Changing the semantic type of a column - Cloud

Talend Cloud Data Inventory User Guide

Version
Cloud
Language
English
Product
Talend Cloud
Module
Talend Data Inventory
Content
Administration and Monitoring > Managing connections
Data Governance
Data Quality and Preparation > Enriching data
Data Quality and Preparation > Identifying data
Data Quality and Preparation > Managing datasets
Last publication date
2024-02-28

When you add a dataset, the application automatically suggests one of the supported semantic types for each column.

The semantic type corresponds to the category (names, emails, phone numbers, etc) of the data. If the semantic type that has been applied on a column is not the desired one, you have the possibility to manually change it to one of the predefined types, based on your own experience.

Let's take the example of a dataset containing client data, including the job title of your customers. You can see in the header of the job column that the data type has only been recognized as Text (string).

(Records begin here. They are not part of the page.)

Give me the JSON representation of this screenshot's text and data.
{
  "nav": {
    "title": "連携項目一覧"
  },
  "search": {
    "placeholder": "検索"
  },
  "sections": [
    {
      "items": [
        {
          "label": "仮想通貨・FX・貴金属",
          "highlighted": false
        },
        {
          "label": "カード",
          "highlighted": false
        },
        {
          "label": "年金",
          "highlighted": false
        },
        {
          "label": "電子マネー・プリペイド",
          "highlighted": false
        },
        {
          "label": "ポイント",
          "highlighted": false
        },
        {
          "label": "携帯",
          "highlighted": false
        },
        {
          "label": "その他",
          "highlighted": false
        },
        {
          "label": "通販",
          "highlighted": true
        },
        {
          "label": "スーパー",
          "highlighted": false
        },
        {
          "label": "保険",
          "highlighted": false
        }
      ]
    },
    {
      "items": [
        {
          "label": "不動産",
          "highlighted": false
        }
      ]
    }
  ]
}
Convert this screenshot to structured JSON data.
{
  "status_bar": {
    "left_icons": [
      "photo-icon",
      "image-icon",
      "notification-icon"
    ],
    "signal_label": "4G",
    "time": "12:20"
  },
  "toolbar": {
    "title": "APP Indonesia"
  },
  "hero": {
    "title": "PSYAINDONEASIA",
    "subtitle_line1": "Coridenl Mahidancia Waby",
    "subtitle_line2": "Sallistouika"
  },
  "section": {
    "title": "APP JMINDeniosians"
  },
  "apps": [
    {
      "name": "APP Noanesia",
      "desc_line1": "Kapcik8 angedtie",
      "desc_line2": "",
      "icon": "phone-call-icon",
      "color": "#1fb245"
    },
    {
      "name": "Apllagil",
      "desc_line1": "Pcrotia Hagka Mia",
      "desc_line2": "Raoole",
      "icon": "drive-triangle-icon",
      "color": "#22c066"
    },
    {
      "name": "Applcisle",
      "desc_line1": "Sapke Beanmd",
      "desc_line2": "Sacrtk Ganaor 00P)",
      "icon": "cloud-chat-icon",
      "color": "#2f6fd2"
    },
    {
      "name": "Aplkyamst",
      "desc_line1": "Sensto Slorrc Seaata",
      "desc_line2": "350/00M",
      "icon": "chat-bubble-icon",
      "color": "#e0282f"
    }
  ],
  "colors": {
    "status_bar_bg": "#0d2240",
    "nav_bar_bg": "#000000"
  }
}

You are going to change the semantic type of the column so that it more accurately reflects the data.

A column named 'job' with a Text semantic type.
Note: You can also modify semantic types from the Data model panel of a dataset hierarchical view.

Procedure

  1. Click the header of the job column.
  2. In the Type section of the right panel, click the pen icon next to the current semantic type.
  3. To change the type, you can either:
    • Start typing the name of the type that you think would be appropriate in the Find a semantic type field.

      As you type, an auto-completion feature will suggest a list of available types for your data.

    • Select one of the suggestions, based on the matching percentage with your column.
    'Edit type' window with a search field and semantic type suggestions.
    Note: To change the semantic type in a preparation column, click the menu icon in the column header and click This column is of type to open the semantic type menu.
  4. Click the Job Title type from the suggestions in this case.
    According to the statistics, this semantic type corresponds most closely to the values contained in the column.
  5. Click Apply 1 change.

Results

The column type is updated to Job Title, as you can see in the header of the job column.

Every time that the semantic type of a column is modified, the dataset quality is calculated again.